Most (>80%) neurons expressing GpBAR1-IR (left panels) also expressed NOS-IR (middle panels) in the duodenum (A), ileum (B), cecum (C) and proximal colon (D). Merged images (right panels) demonstrate colocalization of GpBAR1-IR and NOS-IR (arrowhead). Neurons expressing only GpBAR1-IR or NOS-IR are indicated (arrowheads with asterisk). Scale bars = 50 µm.

Figure 6. Localization of GpBAR1-IR, PGP9.5-IR and ChAT-IR in whole mounts of submucosal plexus

Localization of GpBAR1-IR (left panels) and PGP9.5-IR (middle panels) (A) or ChAT-IR (middle panels) (B) in duodenum and distal colon. Merged images (right panels) indicate invariable colocalization of GpBAR1-IR and PGP9.5-IR, and frequent colocalization of GpBAR1-IR and ChAT-IR (arrowheads). Some neurons expressing GpBAR1-IR did not express ChAT-IR (arrowheads with asterisk). Scale bars = 20 µm.

Figure 7. Effects of BAs on spontaneous contractile activity of longitudinal muscle of the proximal colon and ileum

A. Representative recordings from proximal colon. DCA (100 µM) immediately inhibited spontaneous phasic contractions, but did not alter basal tone. UDCA (100 µM) did not reduce the frequency of spontaneous contractions. Tetrodotoxin (TTX) and L-NAME abolished the effects of DCA. B–D. Effects of treatments on frequency of contraction, in which the frequency prior to stimulation is normalized to 1. B. Effects of graded concentrations on DCA in proximal colon. C, D. Tetrodotoxin and L-NAME abolished the effects of DCA in the proximal colon (C) and ileum (D). The effects of DCA (100 µM) on the proximal colon were significantly reduced by hexamethonium, but not by atropine (C). TDCA (100 µM) did not have any effect on spontaneous activity of the ileum relative to vehicle control (D). * P< 0.05, ** P<0.01, *** P<0.001 (n≥6).
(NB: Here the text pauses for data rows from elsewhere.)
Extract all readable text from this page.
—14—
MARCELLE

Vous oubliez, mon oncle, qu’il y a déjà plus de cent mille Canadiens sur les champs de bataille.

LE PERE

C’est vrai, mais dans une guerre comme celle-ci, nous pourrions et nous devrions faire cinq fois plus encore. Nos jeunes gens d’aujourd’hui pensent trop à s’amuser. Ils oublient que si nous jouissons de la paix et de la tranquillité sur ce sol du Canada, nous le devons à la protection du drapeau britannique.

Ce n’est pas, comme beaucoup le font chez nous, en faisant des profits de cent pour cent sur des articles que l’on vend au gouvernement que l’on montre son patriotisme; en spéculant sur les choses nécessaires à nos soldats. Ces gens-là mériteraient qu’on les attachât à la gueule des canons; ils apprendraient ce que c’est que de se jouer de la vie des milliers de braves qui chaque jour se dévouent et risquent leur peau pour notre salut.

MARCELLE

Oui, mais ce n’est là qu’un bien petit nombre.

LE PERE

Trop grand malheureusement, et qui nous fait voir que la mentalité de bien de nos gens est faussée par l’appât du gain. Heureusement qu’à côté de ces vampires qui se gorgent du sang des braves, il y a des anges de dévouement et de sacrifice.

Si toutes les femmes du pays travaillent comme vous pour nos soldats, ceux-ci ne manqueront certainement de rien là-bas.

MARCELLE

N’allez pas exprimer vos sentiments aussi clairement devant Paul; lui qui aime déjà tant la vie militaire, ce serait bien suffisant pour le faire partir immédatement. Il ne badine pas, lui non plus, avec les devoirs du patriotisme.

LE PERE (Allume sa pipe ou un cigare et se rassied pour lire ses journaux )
Figure 8. Effects of BAs on gastric emptying and small intestinal transit

Phenol red and DCA, UCDA or vehicle (control) were administered by gavage. After 30 min, the proportion of the administered phenol red was determined in the stomach and in 3 equal segments of small intestine. Gastric emptying (A), transit of the marker in the intestinal segments (B) and the geometric center of the marker in the small intestine (C) were determined. Compared to control, DCA but not UCDA inhibited gastric emptying and caused retention of the marker in the proximal segments of the intestine, reducing the geometric mean of the marker distribution. * P< 0.05 (n≥6).